Advanced chronic kidney disease (CKD), especially in stages 4-5, amplifies cardiovascular disease (CVD) risk by around 50%. This heightened susceptibility is linked to a 1.5 to 3-fold increase in venous thromboembolism incidence, driven by coagulation dysregulation and heightened inflammation. During inflammation, neutrophils can release extracellular traps (NETs), that was described contribute to endothelial damage, through adhesion molecule elevation, and tissue factor (TF) secretion, exacerbating thrombosis. Additionally, NETs interact with von Willebrand Factor (vWF) and factor XII, further amplifying thrombus formation and the activation of the intrinsic coagulation pathway.
This study examined whether NETs may contribute to increased CVD risk in CKD patients by inducing endothelial activation and thromboinflammatory responses to a larger extent compared to NETs from healthy donors. For that, neutrophils were isolated from healthy donors’ and CKD patients’ (stages 3-5) peripheral blood, and NETs were collected by stimulating neutrophils with PMA for 3.5 hours. HAoECs were subsequently exposed to NETs for 3 to 24 hours, followed by gene expression analysis with a focus on inflammation, endothelial activation, and prothrombotic markers. Additionally, protein analysis of the supernatant was conducted using ELISA.

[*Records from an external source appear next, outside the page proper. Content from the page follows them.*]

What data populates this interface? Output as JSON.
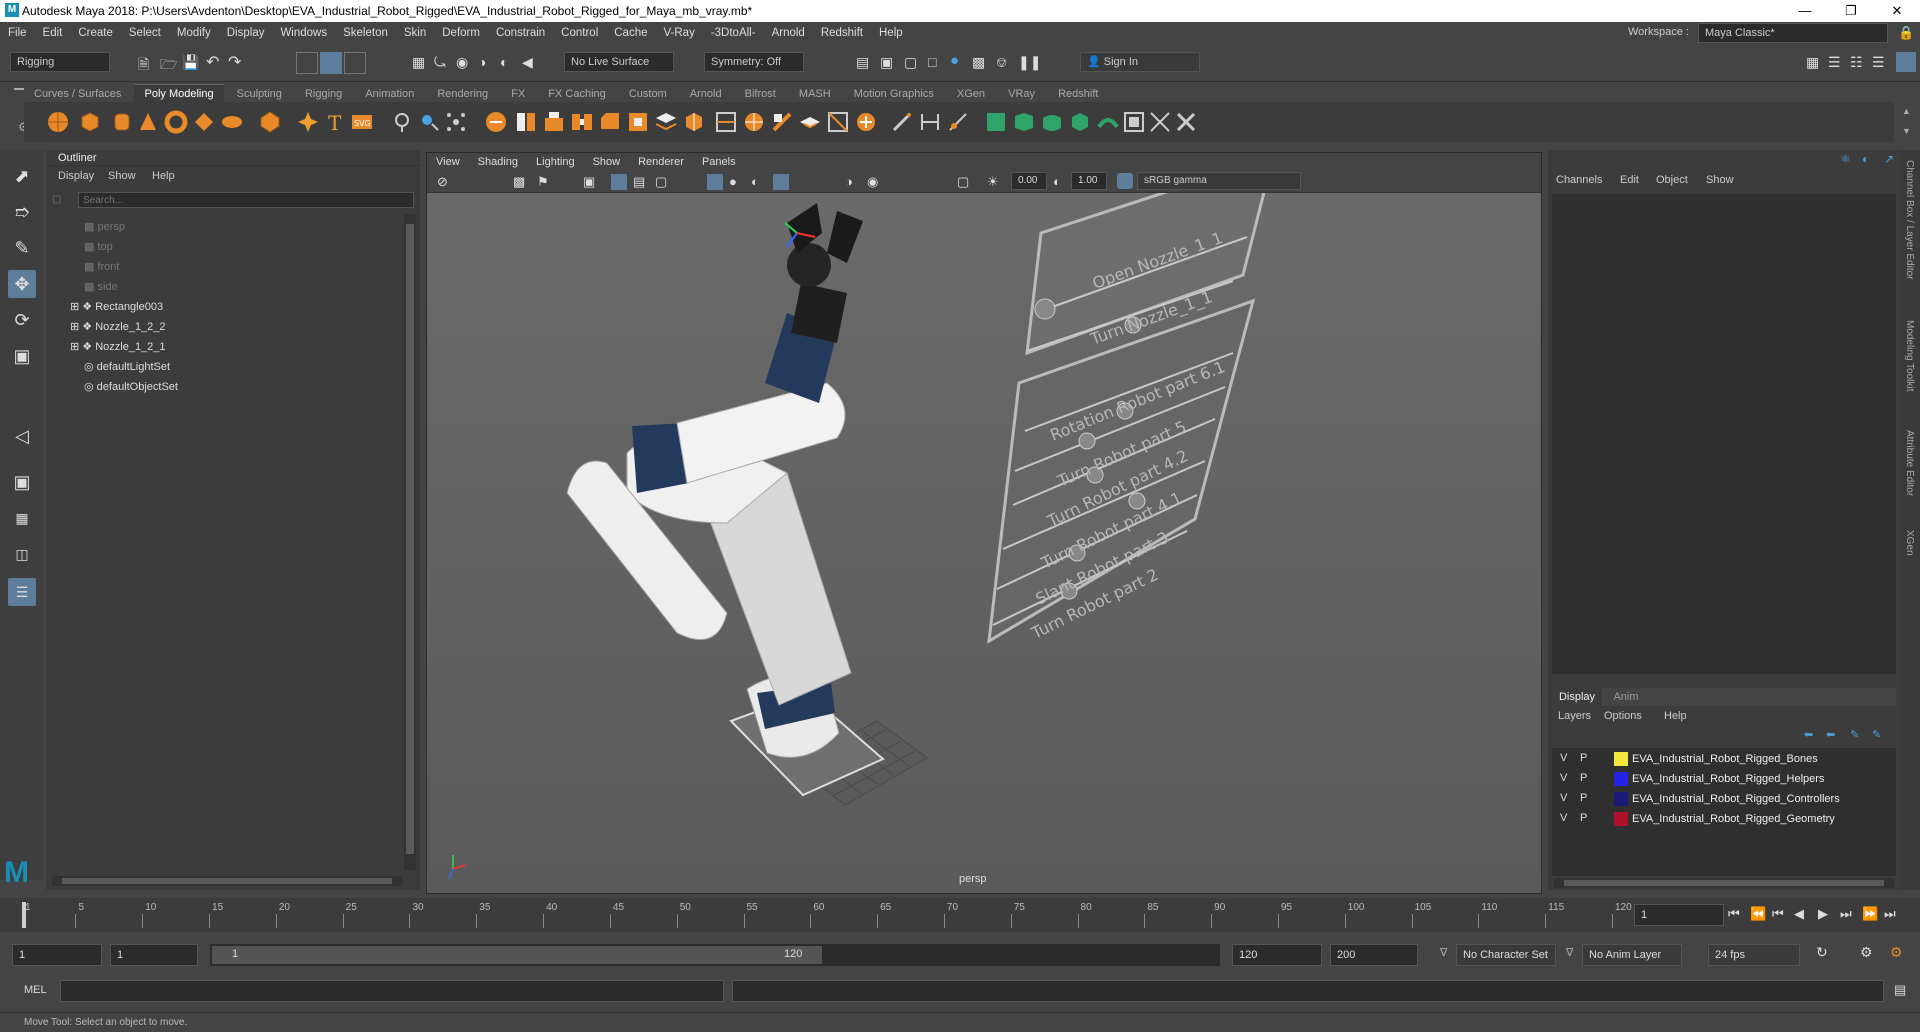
{
  "window": {
    "title": "Autodesk Maya 2018: P:\\Users\\Avdenton\\Desktop\\EVA_Industrial_Robot_Rigged\\EVA_Industrial_Robot_Rigged_for_Maya_mb_vray.mb*",
    "logo": "M"
  },
  "menu": [
    "File",
    "Edit",
    "Create",
    "Select",
    "Modify",
    "Display",
    "Windows",
    "Skeleton",
    "Skin",
    "Deform",
    "Constrain",
    "Control",
    "Cache",
    "V-Ray",
    "-3DtoAll-",
    "Arnold",
    "Redshift",
    "Help"
  ],
  "workspace": {
    "label": "Workspace :",
    "value": "Maya Classic*"
  },
  "status": {
    "mode": "Rigging",
    "live_surface": "No Live Surface",
    "symmetry": "Symmetry: Off",
    "sign_in": "Sign In"
  },
  "shelf_tabs": [
    "Curves / Surfaces",
    "Poly Modeling",
    "Sculpting",
    "Rigging",
    "Animation",
    "Rendering",
    "FX",
    "FX Caching",
    "Custom",
    "Arnold",
    "Bifrost",
    "MASH",
    "Motion Graphics",
    "XGen",
    "VRay",
    "Redshift"
  ],
  "outliner": {
    "title": "Outliner",
    "menu": [
      "Display",
      "Show",
      "Help"
    ],
    "search_placeholder": "Search...",
    "items": [
      {
        "label": "persp"
      },
      {
        "label": "top"
      },
      {
        "label": "front"
      },
      {
        "label": "side"
      },
      {
        "label": "Rectangle003"
      },
      {
        "label": "Nozzle_1_2_2"
      },
      {
        "label": "Nozzle_1_2_1"
      },
      {
        "label": "defaultLightSet"
      },
      {
        "label": "defaultObjectSet"
      }
    ]
  },
  "viewport": {
    "menu": [
      "View",
      "Shading",
      "Lighting",
      "Show",
      "Renderer",
      "Panels"
    ],
    "exposure": "0.00",
    "gamma": "1.00",
    "color_space": "sRGB gamma",
    "camera_label": "persp",
    "board_labels": [
      "Open Nozzle_1_1",
      "Turn Nozzle_1_1",
      "Rotation Robot part 6.1",
      "Turn Robot part 5",
      "Turn Robot part 4.2",
      "Turn Robot part 4.1",
      "Slant Robot part 3",
      "Turn Robot part 2"
    ]
  },
  "channel_box": {
    "menu": [
      "Channels",
      "Edit",
      "Object",
      "Show"
    ]
  },
  "layer_editor": {
    "tabs": [
      "Display",
      "Anim"
    ],
    "menu": [
      "Layers",
      "Options",
      "Help"
    ],
    "layers": [
      {
        "v": "V",
        "p": "P",
        "color": "#f5e642",
        "name": "EVA_Industrial_Robot_Rigged_Bones"
      },
      {
        "v": "V",
        "p": "P",
        "color": "#2323e6",
        "name": "EVA_Industrial_Robot_Rigged_Helpers"
      },
      {
        "v": "V",
        "p": "P",
        "color": "#1a1a7a",
        "name": "EVA_Industrial_Robot_Rigged_Controllers"
      },
      {
        "v": "V",
        "p": "P",
        "color": "#b0102a",
        "name": "EVA_Industrial_Robot_Rigged_Geometry"
      }
    ]
  },
  "side_tabs": [
    "Channel Box / Layer Editor",
    "Modeling Toolkit",
    "Attribute Editor",
    "XGen"
  ],
  "timeline": {
    "ticks": [
      "1",
      "5",
      "10",
      "15",
      "20",
      "25",
      "30",
      "35",
      "40",
      "45",
      "50",
      "55",
      "60",
      "65",
      "70",
      "75",
      "80",
      "85",
      "90",
      "95",
      "100",
      "105",
      "110",
      "115",
      "120"
    ],
    "current_frame": "1"
  },
  "range": {
    "start": "1",
    "anim_start": "1",
    "slider_start": "1",
    "slider_end": "120",
    "end": "120",
    "anim_end": "200",
    "character_set": "No Character Set",
    "anim_layer": "No Anim Layer",
    "fps": "24 fps"
  },
  "command": {
    "label": "MEL"
  },
  "help_line": "Move Tool: Select an object to move."
}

Exposure to both healthy NETs as well as NETs isolated from CKD patients resulted in a notable upregulation of endothelial activation (VCAM-1), prothrombotic (TF), and inflammatory (IL-6) gene expression within 3 hours, without difference between healthy and CKD conditions. On the other hand, when examining the cellular supernatant, a significantly higher increase in vWF secretion was observed upon treatment with CKD-NETs compared to healthy NETs. Furthermore, while secretion of the inflammatory cytokine IL-6 presented a comparable increase upon treatment with NETs derived from healthy and CKD neutrophils, IL-1β secretion was markedly enhanced after CKD-NET treatment in comparison to healthy NETs.
In summary, our findings suggest that NETs exert a significant influence on endothelial cells, contributing to increased thromboinflammatory activation. Notably, CKD-NETs evoked a more rapid impact on the endothelium, accompanied by increased secretion of IL-1β and vWF, and underlying mechanisms will be further investigated.